Le texte, déposé en procédure accélérée par le Gouvernement le 8 avril 2026, sera examiné en 1ère lecture par l’Assemblée nationale courant mai 2026, puis au Sénat courant juin 2026.

Pourquoi ce texte ?

Dans le contexte géopolitique, sanitaire et économique actuel, pour reconquérir la souveraineté alimentaire française, le monde agricole a notamment exprimé les trois préoccupations suivantes : 

- la sécurisation de l’accès à l’eau et l’adaptation de l’agriculture aux nouvelles conditions climatiques 

- la garantie d’un accès effectif aux moyens de production nécessaires à l’activité agricole 

- la protection des élevages face aux phénomènes de prédation.

Des consultations conduites auprès des organisations professionnelles, des parlementaires et de l’ensemble des acteurs des filières ont fait émerger d’autres leviers de préservation du modèle agricole français  : 

- la lutte contre la concurrence déloyale

- la protection du foncier agricole et des exploitations

- l’évolution du modèle sanitaire

- le poids des agriculteurs dans les négociations commerciales.

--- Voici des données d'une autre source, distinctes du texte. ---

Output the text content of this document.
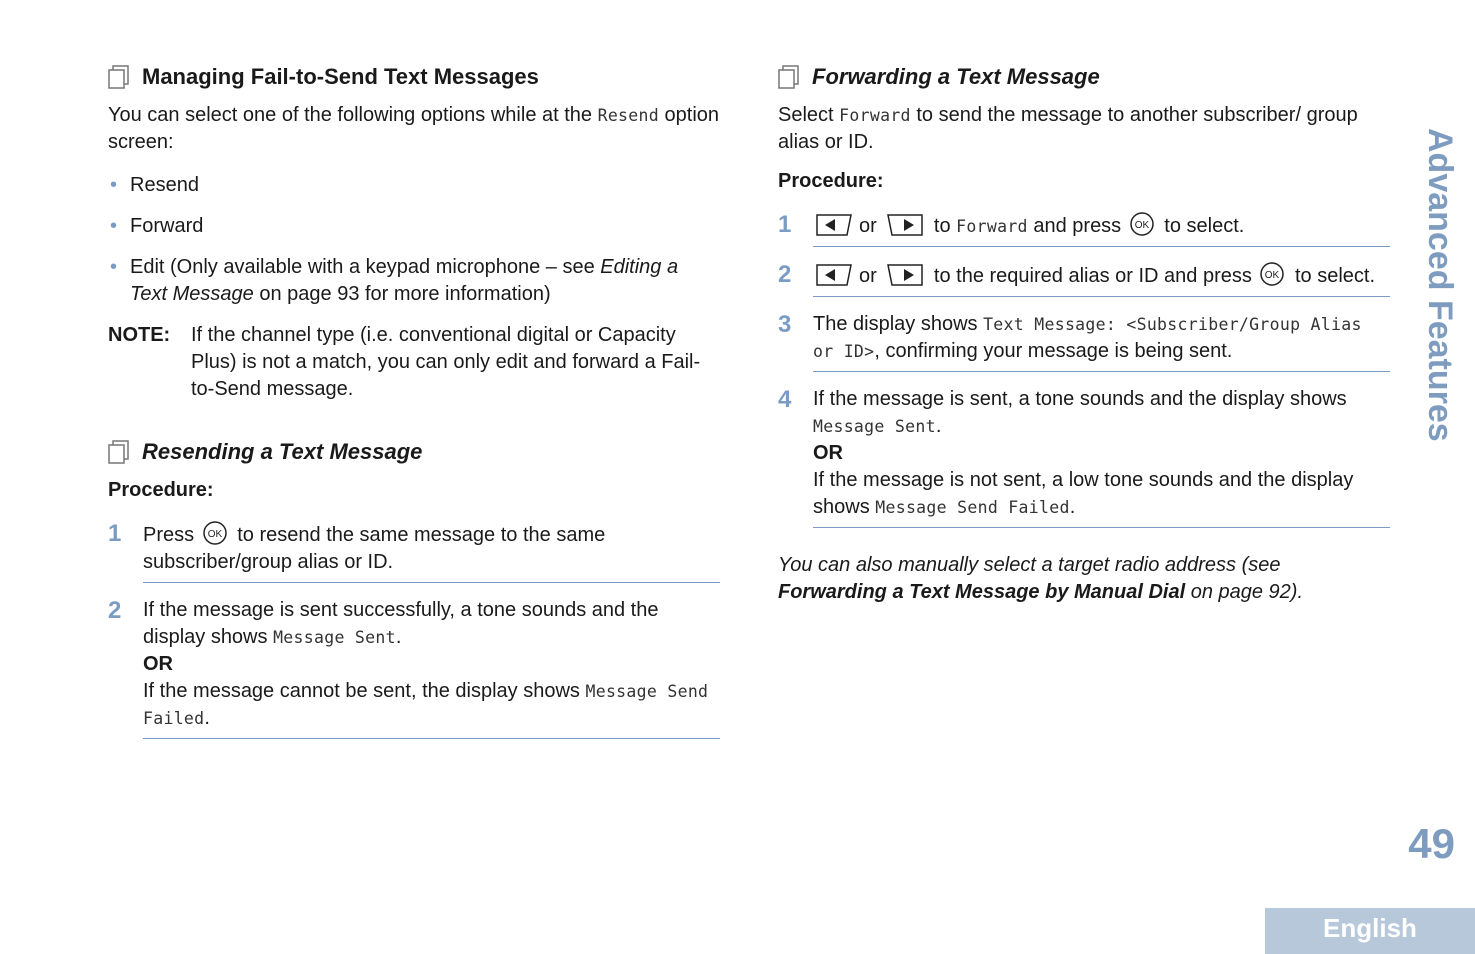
Managing Fail-to-Send Text Messages

You can select one of the following options while at the Resend option screen:

• Resend
• Forward
• Edit (Only available with a keypad microphone – see Editing a Text Message on page 93 for more information)
NOTE:	If the channel type (i.e. conventional digital or Capacity Plus) is not a match, you can only edit and forward a Fail-to-Send message.
Resending a Text Message
Procedure:
1	Press OK to resend the same message to the same subscriber/group alias or ID.
2	If the message is sent successfully, a tone sounds and the display shows Message Sent.
OR
If the message cannot be sent, the display shows Message Send Failed.
Forwarding a Text Message

Select Forward to send the message to another subscriber/ group alias or ID.

Procedure:
1	or	to Forward and press OK to select.
2	or	to the required alias or ID and press OK to select.
3	The display shows Text Message: <Subscriber/Group Alias or ID>, confirming your message is being sent.
4	If the message is sent, a tone sounds and the display shows Message Sent.
OR
If the message is not sent, a low tone sounds and the display shows Message Send Failed.

You can also manually select a target radio address (see Forwarding a Text Message by Manual Dial on page 92).

Advanced Features
49
English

Le présent projet de loi affiche l’ambition d’apporter des réponses afin de simplifier le quotidien des agriculteurs et apporter de nouveaux outils de renforcement de la souveraineté alimentaire autour des principales orientations suivantes :

- favoriser l’émergence de projets agricoles territoriaux destinés à renforcer la capacité productive des territoires et à préparer l’avenir des filières (titre I)

- mobiliser les moyens de l’État afin de protéger les agriculteurs et les consommateurs contre les situations de concurrence déloyale et de risque sanitaire lié aux produits importés ne respectant pas les normes applicables aux producteurs français (titre II)

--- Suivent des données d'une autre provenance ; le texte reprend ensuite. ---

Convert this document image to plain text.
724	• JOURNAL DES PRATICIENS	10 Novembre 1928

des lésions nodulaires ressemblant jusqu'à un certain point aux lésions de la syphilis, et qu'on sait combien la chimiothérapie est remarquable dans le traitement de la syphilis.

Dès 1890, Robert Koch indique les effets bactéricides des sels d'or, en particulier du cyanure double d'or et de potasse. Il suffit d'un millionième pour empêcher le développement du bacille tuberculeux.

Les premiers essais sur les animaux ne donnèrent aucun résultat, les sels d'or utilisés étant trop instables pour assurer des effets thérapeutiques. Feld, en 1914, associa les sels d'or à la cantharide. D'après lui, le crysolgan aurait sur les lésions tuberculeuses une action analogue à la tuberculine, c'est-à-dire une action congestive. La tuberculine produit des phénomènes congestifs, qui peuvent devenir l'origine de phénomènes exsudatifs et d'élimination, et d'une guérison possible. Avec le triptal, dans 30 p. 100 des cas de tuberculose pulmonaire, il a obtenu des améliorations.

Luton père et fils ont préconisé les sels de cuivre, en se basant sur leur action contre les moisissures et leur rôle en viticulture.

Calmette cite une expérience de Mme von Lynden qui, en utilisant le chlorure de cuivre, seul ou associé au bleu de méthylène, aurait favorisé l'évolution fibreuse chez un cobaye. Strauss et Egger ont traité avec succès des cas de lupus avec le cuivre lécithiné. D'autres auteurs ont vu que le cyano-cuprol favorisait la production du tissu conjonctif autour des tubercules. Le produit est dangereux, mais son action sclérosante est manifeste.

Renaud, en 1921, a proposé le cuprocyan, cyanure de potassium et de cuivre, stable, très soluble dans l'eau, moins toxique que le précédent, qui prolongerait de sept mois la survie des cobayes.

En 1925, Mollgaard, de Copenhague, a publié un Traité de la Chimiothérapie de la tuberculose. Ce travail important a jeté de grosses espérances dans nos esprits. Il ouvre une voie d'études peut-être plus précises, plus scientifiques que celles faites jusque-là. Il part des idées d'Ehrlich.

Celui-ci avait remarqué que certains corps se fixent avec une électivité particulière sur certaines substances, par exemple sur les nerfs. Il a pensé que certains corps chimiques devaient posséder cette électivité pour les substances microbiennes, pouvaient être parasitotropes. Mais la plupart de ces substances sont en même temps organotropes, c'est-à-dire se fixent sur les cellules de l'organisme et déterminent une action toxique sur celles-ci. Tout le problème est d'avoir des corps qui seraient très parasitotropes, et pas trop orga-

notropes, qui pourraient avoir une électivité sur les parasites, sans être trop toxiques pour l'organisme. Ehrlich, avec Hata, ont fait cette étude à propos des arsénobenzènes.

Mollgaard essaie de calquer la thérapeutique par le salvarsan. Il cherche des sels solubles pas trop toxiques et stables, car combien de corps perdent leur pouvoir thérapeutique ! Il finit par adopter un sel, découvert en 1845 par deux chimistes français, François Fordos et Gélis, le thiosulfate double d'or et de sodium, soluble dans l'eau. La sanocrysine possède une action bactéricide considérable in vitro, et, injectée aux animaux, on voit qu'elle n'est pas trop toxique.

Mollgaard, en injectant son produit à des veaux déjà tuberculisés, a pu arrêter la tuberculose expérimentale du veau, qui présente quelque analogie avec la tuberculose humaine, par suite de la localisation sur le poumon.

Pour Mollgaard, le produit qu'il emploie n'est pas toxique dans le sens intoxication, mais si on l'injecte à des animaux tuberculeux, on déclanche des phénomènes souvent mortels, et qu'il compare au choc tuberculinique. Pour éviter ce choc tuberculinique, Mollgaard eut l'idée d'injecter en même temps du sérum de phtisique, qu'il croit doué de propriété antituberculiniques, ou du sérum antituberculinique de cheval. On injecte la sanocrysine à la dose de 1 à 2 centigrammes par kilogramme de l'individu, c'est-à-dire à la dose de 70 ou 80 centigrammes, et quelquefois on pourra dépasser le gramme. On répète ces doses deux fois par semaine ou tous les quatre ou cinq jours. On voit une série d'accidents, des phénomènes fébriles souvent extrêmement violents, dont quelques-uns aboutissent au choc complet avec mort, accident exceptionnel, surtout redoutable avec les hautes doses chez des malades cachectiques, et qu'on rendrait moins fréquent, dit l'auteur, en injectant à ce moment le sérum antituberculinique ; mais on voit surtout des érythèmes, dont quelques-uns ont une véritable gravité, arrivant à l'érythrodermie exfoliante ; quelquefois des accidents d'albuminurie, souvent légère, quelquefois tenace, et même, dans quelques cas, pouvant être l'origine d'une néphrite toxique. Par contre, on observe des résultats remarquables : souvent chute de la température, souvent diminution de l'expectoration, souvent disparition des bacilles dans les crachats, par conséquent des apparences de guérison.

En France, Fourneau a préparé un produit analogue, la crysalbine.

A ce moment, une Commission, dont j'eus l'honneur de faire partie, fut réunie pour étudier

- procéder à plusieurs simplifications de normes agricoles et renforcer la préservation du potentiel productif, notamment en matière d’accès à l’eau, de protection du foncier agricole ou encore de défense des élevages face à la prédation (titre III)

- renforcer la position économique des agriculteurs dans la chaîne de valeur afin d’accompagner la structuration du monde agricole et de mieux sécuriser leur revenu (titre IV)

- permettre à un porteur de projet victime de recours abusif de demander au juge que lui soient versés des dommages et intérêts (titre V).